The proposed Affordable Care Act replacement plan calls for several changes that could impact healthcare for millions of Americans.
Published Online: Mar 07,2017
Laurie Toich, Assistant Editor
Yesterday, GOP lawmakers introduced their proposed replacement plan for the Affordable Care Act (ACA). Lawmakers have been divided regarding the repeal and replace plan, with some Republican congressmen and governors voicing concern over the consequences it would have on the millions insured through the health law.
 
The proposal makes major changes to private insurance and Medicaid.
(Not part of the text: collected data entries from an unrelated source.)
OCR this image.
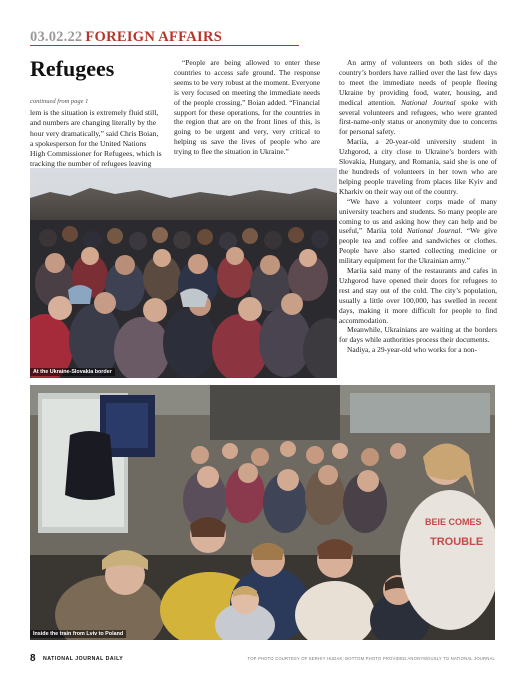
03.02.22 FOREIGN AFFAIRS
Refugees
continued from page 1

lem is the situation is extremely fluid still, and numbers are changing literally by the hour very dramatically,” said Chris Boian, a spokesperson for the United Nations High Commissioner for Refugees, which is tracking the number of refugees leaving

“People are being allowed to enter these countries to access safe ground. The response seems to be very robust at the moment. Everyone is very focused on meeting the immediate needs of the people crossing,” Boian added. “Financial support for these operations, for the countries in the region that are on the front lines of this, is going to be urgent and very, very critical to helping us save the lives of people who are trying to flee the situation in Ukraine.”

An army of volunteers on both sides of the country’s borders have rallied over the last few days to meet the immediate needs of people fleeing Ukraine by providing food, water, housing, and medical attention. National Journal spoke with several volunteers and refugees, who were granted first-name-only status or anonymity due to concerns for personal safety.

Mariia, a 20-year-old university student in Uzhgorod, a city close to Ukraine’s borders with Slovakia, Hungary, and Romania, said she is one of the hundreds of volunteers in her town who are helping people traveling from places like Kyiv and Kharkiv on their way out of the country.

“We have a volunteer corps made of many university teachers and students. So many people are coming to us and asking how they can help and be useful,” Mariia told National Journal. “We give people tea and coffee and sandwiches or clothes. People have also started collecting medicine or military equipment for the Ukrainian army.”

Mariia said many of the restaurants and cafes in Uzhgorod have opened their doors for refugees to rest and stay out of the cold. The city’s population, usually a little over 100,000, has swelled in recent days, making it more difficult for people to find accommodation.

Meanwhile, Ukrainians are waiting at the borders for days while authorities process their documents.

Nadiya, a 29-year-old who works for a non-

At the Ukraine-Slovakia border
BEIE COMES
TROUBLE
Inside the train from Lviv to Poland
8 NATIONAL JOURNAL DAILY	TOP PHOTO COURTESY OF SERHIY HUDAK; BOTTOM PHOTO PROVIDED ANONYMOUSLY TO NATIONAL JOURNAL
As reported by The Washington Post, here are some key changes:
 
Changes to Individual Insurance:
  • Tax credits would be linked to age, and would not be available for those purchasing individual insurance who earn $75,000 for 1 person, or $150,000 for a married couple.
  • Subsides will be cut completely, but states would have the option of providing financial assistance with federal money, The Post reported.
  • Expanded access to health savings accounts.
  • The pre-existing condition provision was kept, but individuals must maintain coverage or face a 30% premium surcharge.
  • Children can continue to remain on their parents’ insurance until age 26.
  • Insurers may charge older individuals up to 5 times what they charge younger individuals, according to the article.
  • Tax credits cannot be used to purchase a health plan that covers elective abortions.
 
Changes to Medicaid:
  • Federal funding for Medicaid expansion would be kept through 2019. After 2019, states will receive federal funding for already enrolled beneficiaries, but receive a lower level of funding for new beneficiaries, according to the article.
  • States will receive funding based on enrollment, costs, and medical inflation.
  • Denies funding for Planned Parenthood for 1 year.
 
Fines/Taxes:
  • No more tax penalties for the uninsured, retroactively starting in 2016.
  • Repeals taxes for high income earners, investors, health plans, and medical device companies, according to the article.
  • Removes the 10% tax for indoor tanning.